3 Jane { 02.08.12 at 9:58 pm }

Thanks, FoodMagick, for the recommendation of kale chips. I heard someone else say they were wonderful, but wasn’t sure I wanted to try them on one person’s word. But, you’ve convinced me, so I’m going to try Jaime’s recipe as soon as I can bring some home from the store!

4 Tammy { 08.31.11 at 10:42 am }

I cooked a couple pieces of chopped up bacon with onoin and garlic , add a little olive oil and chopped up Kale (atleast two big handfuls) it cooks down, stem too, mix all together gently while cooking for 2-3 min….season to taste

5 stephan guez { 08.28.11 at 1:20 am }

Hello! Kale is incredible. I typically DO NOT REMOVE the stems. Instead, i chop the kale very fine and sautee. The heat softens the kale stems rather quickly. I use olive oil and i make sure the pan is at medium heat because if the kale burns, it stinks and dries out. Cheers!

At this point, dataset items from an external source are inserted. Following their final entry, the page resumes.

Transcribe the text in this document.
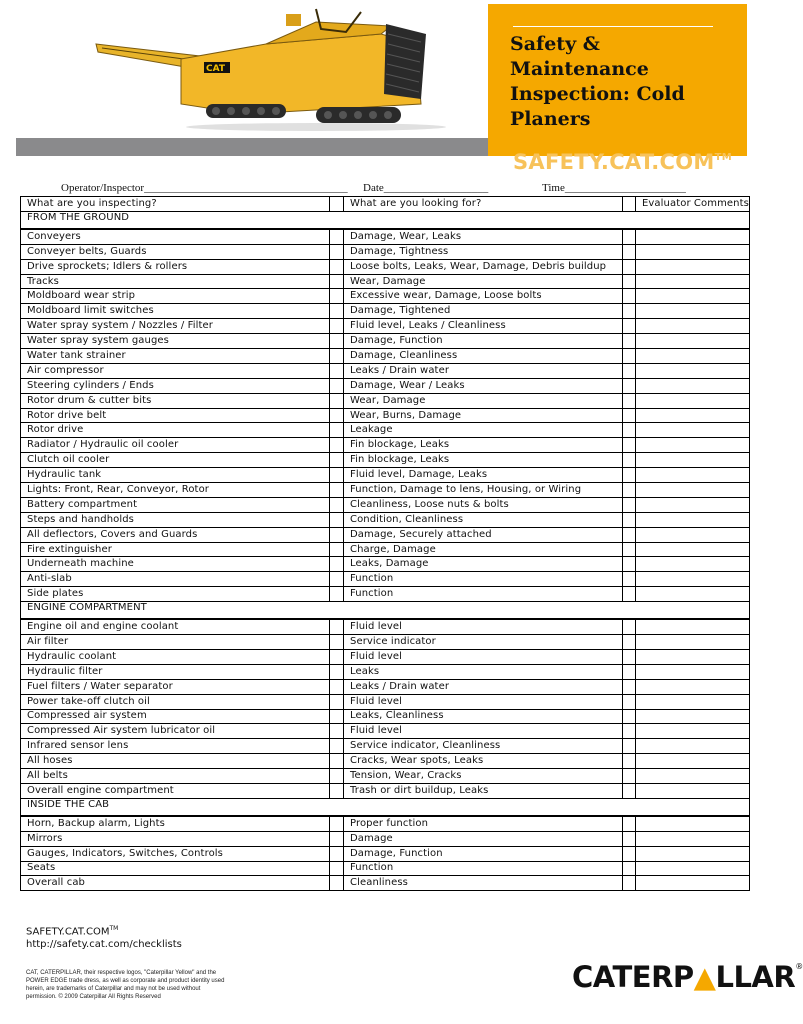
CAT
Safety & Maintenance
Inspection: Cold
Planers
SAFETY.CAT.COM™
Operator/Inspector_____________________________________ Date___________________	Time______________________
What are you inspecting?		What are you looking for?		Evaluator Comments
FROM THE GROUND				

Conveyers		Damage, Wear, Leaks		
Conveyer belts, Guards		Damage, Tightness		
Drive sprockets; Idlers & rollers		Loose bolts, Leaks, Wear, Damage, Debris buildup		
Tracks		Wear, Damage		
Moldboard wear strip		Excessive wear, Damage, Loose bolts		
Moldboard limit switches		Damage, Tightened		
Water spray system / Nozzles / Filter		Fluid level, Leaks / Cleanliness		
Water spray system gauges		Damage, Function		
Water tank strainer		Damage, Cleanliness		
Air compressor		Leaks / Drain water		
Steering cylinders / Ends		Damage, Wear / Leaks		
Rotor drum & cutter bits		Wear, Damage		
Rotor drive belt		Wear, Burns, Damage		
Rotor drive		Leakage		
Radiator / Hydraulic oil cooler		Fin blockage, Leaks		
Clutch oil cooler		Fin blockage, Leaks		
Hydraulic tank		Fluid level, Damage, Leaks		
Lights: Front, Rear, Conveyor, Rotor		Function, Damage to lens, Housing, or Wiring		
Battery compartment		Cleanliness, Loose nuts & bolts		
Steps and handholds		Condition, Cleanliness		
All deflectors, Covers and Guards		Damage, Securely attached		
Fire extinguisher		Charge, Damage		
Underneath machine		Leaks, Damage		
Anti-slab		Function		
Side plates		Function		
ENGINE COMPARTMENT				

Engine oil and engine coolant		Fluid level		
Air filter		Service indicator		
Hydraulic coolant		Fluid level		
Hydraulic filter		Leaks		
Fuel filters / Water separator		Leaks / Drain water		
Power take-off clutch oil		Fluid level		
Compressed air system		Leaks, Cleanliness		
Compressed Air system lubricator oil		Fluid level		
Infrared sensor lens		Service indicator, Cleanliness		
All hoses		Cracks, Wear spots, Leaks		
All belts		Tension, Wear, Cracks		
Overall engine compartment		Trash or dirt buildup, Leaks		
INSIDE THE CAB				

Horn, Backup alarm, Lights		Proper function		
Mirrors		Damage		
Gauges, Indicators, Switches, Controls		Damage, Function		
Seats		Function		
Overall cab		Cleanliness		
SAFETY.CAT.COM™
http://safety.cat.com/checklists
CAT, CATERPILLAR, their respective logos, "Caterpillar Yellow" and the POWER EDGE trade dress, as well as corporate and product identity used herein, are trademarks of Caterpillar and may not be used without permission. © 2009 Caterpillar All Rights Reserved
CATERP▲LLAR®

6 GardenGal68 { 06.01.11 at 4:46 pm }

I put raw kale into my smoothies. The one I like best is apple juice, banana, 3-5 leaves of kale and a bunch of ice. Yum!!! You can also add a leaf or two to any smoothie just for the good health benefits.

7 Frutero { 06.01.11 at 2:12 pm }

Mild collards can be used the same way. The ones I grow are Georgias. If you cut the bottom leaves from the rosette, the plant will last two or three years in warm climates.

8 MA { 11.15.10 at 5:05 pm }

I love kale soup. Where I live, it is very popular. A lot of people make it differently, with one or two different ingredients. You can find all the recipes for kale soup on cooking websites.

9 FoodMagick { 10.06.10 at 2:34 pm }

Kale chips are awesome with any variety of seasonings, and they’re a great way to deliver high nutrient content to the veggie-averse!